Picking up a ticket to Friday night’s world premiere of “Gloria Bell” at the Toronto International Film Festival, I ran into director Sebastian Lelio, who is responsible for both the 2013 Chilean film “Gloria” and the new English-language version of the story.
Lelio knew I was a big fan of the original, so when he found out I was seeing the new version later that day, he offered a succinct piece of advice: “Forget about the first movie.”
In fact, he’s wrong. You can love “Gloria” and still think that “Gloria Bell” is an admirable reimagining that stands on its own while paying tribute to the original.
The two share abundant DNA. As Lelio once told TheWrap, “Gloria” was inspired by “this excitement that there is a film two meters away from me – it’s just about turning the camera toward our mothers’ generation.” That’s what he did in “Gloria,” with the remarkable Paulina Garcia delivering a haunting performance as a fifty-something woman trying to find a place in a world that looks right past her; and it’s what he does in “Gloria Bell,” which entrusts the role to an equally formidable if significantly more famous performer, Julianne Moore.
The story largely remains the same: A divorcee deals with grown children who have their own lives, goes dancing to ’70s and ’80s music and finds (but struggles to hold onto) new romance with a problematic man with abundant baggage of his own.
But the story is not what matters. This is a film that focuses the little details of a life in the margins: the dance club where Gloria must take to the floor by herself, the patronizing pat on the head from a yoga instructor, the waxing session, the friends who suggest that if she wants to get plastic surgery, she should get a new haircut as well because that’s people will notice the locks rather than the tucks.
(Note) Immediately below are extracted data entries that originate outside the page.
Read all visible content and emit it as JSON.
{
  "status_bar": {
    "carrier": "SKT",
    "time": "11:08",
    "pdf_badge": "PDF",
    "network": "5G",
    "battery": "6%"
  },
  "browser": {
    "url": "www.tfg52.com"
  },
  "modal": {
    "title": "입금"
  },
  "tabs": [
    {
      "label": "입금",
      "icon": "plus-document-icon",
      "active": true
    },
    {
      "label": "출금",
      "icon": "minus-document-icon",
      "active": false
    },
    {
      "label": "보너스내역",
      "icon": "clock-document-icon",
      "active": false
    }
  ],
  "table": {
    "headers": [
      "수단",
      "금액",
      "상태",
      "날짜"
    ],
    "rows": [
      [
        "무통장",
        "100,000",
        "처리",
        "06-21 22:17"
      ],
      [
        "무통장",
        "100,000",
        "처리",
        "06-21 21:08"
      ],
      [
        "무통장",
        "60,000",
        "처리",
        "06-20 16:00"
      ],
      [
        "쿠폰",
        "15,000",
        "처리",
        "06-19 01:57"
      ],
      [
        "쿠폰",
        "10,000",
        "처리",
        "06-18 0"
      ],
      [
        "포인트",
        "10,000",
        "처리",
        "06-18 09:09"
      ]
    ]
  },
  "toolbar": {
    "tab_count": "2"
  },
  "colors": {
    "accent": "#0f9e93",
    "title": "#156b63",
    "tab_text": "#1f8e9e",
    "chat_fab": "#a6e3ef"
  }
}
In the post-screening Q&A, Moore said she perpetually worried about simply “allowing yourself to be observed,” wondering if she was doing enough. That’s the whole point of “Gloria Bell,” though — not to overdramatize Gloria’s life, but to allow the audience to watch her live it.
Moore delivers a performance that hits home subtly and quietly, with abundant good humor, genuinely touching moments and more matter-of-fact, unglamorous nudity than you normally encounter from A-list actresses.
In all of these areas, “Gloria Bell” is true to the spirit and heart of “Gloria,” even as it makes changes in the story – the troubled beau Arnold, played by John Turturro in this movie, is more likeable than Rodolfo, the one played by Sergio Hernandez in the original – and relocates it from Santiago to Los Angeles. (It’s also true in Gloria’s wardrobe and her big glasses and the hairless cat that keeps winding up in her apartment.)
The slow pace and deliberately low-key style can make you wonder if the story is going anywhere for a while, but it meanders in a way that feels true and even important. It’s Lelio shining a light on the often-marginalized, as he also did last year with the Oscar-winning foreign-language film “A Fantastic Woman.”
Then Arnold gets his comeuppance in a wildly satisfying scene, and Moore gets her moment on the dance floor to the tune of, naturally, Laura Branigan’s “Gloria,” and the quiet little movie becomes a thoroughly satisfying and crowd-pleasing one. A24 will release the film in spring 2019.